For a Tiger compiler,
you should exercise your compiler on the
tests provided by Appel,
although most of these check detection of errors by the compiler, and
only merge and queens print a result when executed.
Here is a Tiger test program of intermediate
complexity to try out.
You should also develop your own suite of programs to test the
compiler, particularly to demonstrate any optional components
you implement.
An easy way to document all of this is to describe the
kinds of testing you did and to provide access to the tests,
annotating each test with a short comment to explain what
it is testing.
- Accessing the Compiler. Please tell me how I can access
your compiler sources, test sources, your executable compiler,
and an electronic copy of this document. Please give me a way to run
your compiler on test programs. To the extent that it is simple
to do, provide all of this in the form of something I can download
in toto.
V. Project Evaluation
For the standard project, you are expected to construct a complete
compiler for the Tiger or miniJava language.
The compiler should, at a minimum, compile
correct Tiger or miniJava programs into
MIPS-I assembler code that can be executed using the SPIM simulator, while
incorrect programs should generate an accurate error report
from the lexical, syntax or semantic analyzers.
Additional credit can be earned by implementation of additional language
constructs or advanced optimizations.
In all cases, implementation should include all syntactic and semantic
validity checking (as appropriate), code generation, any necessary
run-time support, and a test suite to establish correct operation.
If you work on the project as a two-person team, each member of the team will
receive 80% of the score of the complete project so that solo efforts are not
overly disadvantaged. It is expected that a two-person team will complete some
options beyond the basic project requirements.
The point values represent the maximum score for a feature. The
actual score depends on the clarity of the approach, integration into the
compiler, completeness, correctness and quality of generated code.
Basic Project Requirements (200 points total)
- Basic expressions (30 points)
- Basic types and type checking: int, string
- Basic expressions involving integer and string constants
and standard library functions.
- Output of integers and strings via standard library
- Block structure and basic statements (40 points)
- Block structure: let, (non-recursive) type declarations and
variable declarations
- Basic statements: assignment, conditional if,
and repetitive statements (while and for)
with break statement
- Input of characters
- Procedures and functions (50 points)
- Top-level functions
- Nested functions
- Functions with parameters
- Recursive functions
- Array and Record types (35 points)
- Recursive types and type checking
- Record and array expressions and assignment
- Code generation (45 points)
- MIPS-I instruction selection
- Intraprocedural register allocation
Optional Language Extensions
- Add an 8-byte floating point type real to Tiger.
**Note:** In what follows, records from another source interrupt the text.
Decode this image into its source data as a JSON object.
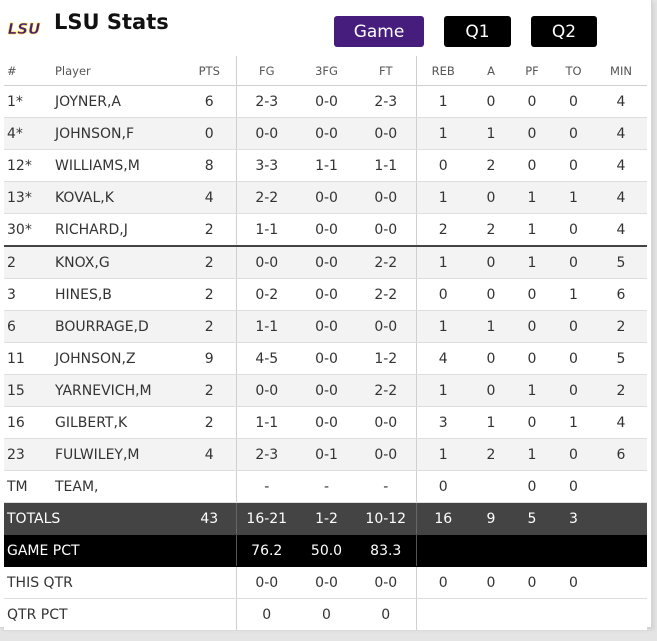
{
  "header": {
    "logo_text": "LSU",
    "title": "LSU Stats",
    "buttons": [
      "Game",
      "Q1",
      "Q2"
    ],
    "active_button": "Game"
  },
  "colors": {
    "accent": "#461d7c",
    "logo_purple": "#461d7c",
    "logo_gold": "#fdd023",
    "totals_bg": "#444444",
    "pct_bg": "#000000"
  },
  "columns": [
    "#",
    "Player",
    "PTS",
    "FG",
    "3FG",
    "FT",
    "REB",
    "A",
    "PF",
    "TO",
    "MIN"
  ],
  "rows": [
    [
      "1*",
      "JOYNER,A",
      "6",
      "2-3",
      "0-0",
      "2-3",
      "1",
      "0",
      "0",
      "0",
      "4"
    ],
    [
      "4*",
      "JOHNSON,F",
      "0",
      "0-0",
      "0-0",
      "0-0",
      "1",
      "1",
      "0",
      "0",
      "4"
    ],
    [
      "12*",
      "WILLIAMS,M",
      "8",
      "3-3",
      "1-1",
      "1-1",
      "0",
      "2",
      "0",
      "0",
      "4"
    ],
    [
      "13*",
      "KOVAL,K",
      "4",
      "2-2",
      "0-0",
      "0-0",
      "1",
      "0",
      "1",
      "1",
      "4"
    ],
    [
      "30*",
      "RICHARD,J",
      "2",
      "1-1",
      "0-0",
      "0-0",
      "2",
      "2",
      "1",
      "0",
      "4"
    ],
    [
      "2",
      "KNOX,G",
      "2",
      "0-0",
      "0-0",
      "2-2",
      "1",
      "0",
      "1",
      "0",
      "5"
    ],
    [
      "3",
      "HINES,B",
      "2",
      "0-2",
      "0-0",
      "2-2",
      "0",
      "0",
      "0",
      "1",
      "6"
    ],
    [
      "6",
      "BOURRAGE,D",
      "2",
      "1-1",
      "0-0",
      "0-0",
      "1",
      "1",
      "0",
      "0",
      "2"
    ],
    [
      "11",
      "JOHNSON,Z",
      "9",
      "4-5",
      "0-0",
      "1-2",
      "4",
      "0",
      "0",
      "0",
      "5"
    ],
    [
      "15",
      "YARNEVICH,M",
      "2",
      "0-0",
      "0-0",
      "2-2",
      "1",
      "0",
      "1",
      "0",
      "2"
    ],
    [
      "16",
      "GILBERT,K",
      "2",
      "1-1",
      "0-0",
      "0-0",
      "3",
      "1",
      "0",
      "1",
      "4"
    ],
    [
      "23",
      "FULWILEY,M",
      "4",
      "2-3",
      "0-1",
      "0-0",
      "1",
      "2",
      "1",
      "0",
      "6"
    ],
    [
      "TM",
      "TEAM,",
      "",
      "-",
      "-",
      "-",
      "0",
      "",
      "0",
      "0",
      ""
    ]
  ],
  "totals": {
    "label": "TOTALS",
    "pts": "43",
    "fg": "16-21",
    "fg3": "1-2",
    "ft": "10-12",
    "reb": "16",
    "a": "9",
    "pf": "5",
    "to": "3",
    "min": ""
  },
  "game_pct": {
    "label": "GAME PCT",
    "fg": "76.2",
    "fg3": "50.0",
    "ft": "83.3"
  },
  "this_qtr": {
    "label": "THIS QTR",
    "fg": "0-0",
    "fg3": "0-0",
    "ft": "0-0",
    "reb": "0",
    "a": "0",
    "pf": "0",
    "to": "0"
  },
  "qtr_pct": {
    "label": "QTR PCT",
    "fg": "0",
    "fg3": "0",
    "ft": "0"
  }
}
Extend the arithmetic operations to real values, and adjust the type checking
rules. Real values may be passed to or returned from functions. (40 points)
- Determine under what circumstances it is safe and possible to allocate
array values in the activation record rather than on the heap. Implement
an analysis to locate array allocations that may be stack allocated and
adjust your compiler to use this strategy when possible (45 points).
- Add a function type to Tiger and implement Fun-Tiger (25 points), or
PureFun-Tiger with some optimizations (closure conversion,
tail recursion, inlining) (25 points + 20 points per optimization), or
Lazy-Tiger (35 points). See Appel, Chapter 15.
- Add classes and methods to Tiger and implement Object-Tiger with
type checking, single inheritance, and dynamic method invocation (40 points).
See Appel, Chapter 14.
Optional Program Optimization Extensions
- Register allocation with full coalescing and register spilling (40 points)
- Common subexpression elimination within basic blocks (25 points) or
intraprocedural (50 points)
- Constant folding within basic blocks (15 points) or
intraprocedural (30 points)
Optional Compiler Enhancements
- Error recovery. Enable the compiler to continue analysis
in a reasonable fashion in
the presence of lexical, syntactic or semantic errors (40 points).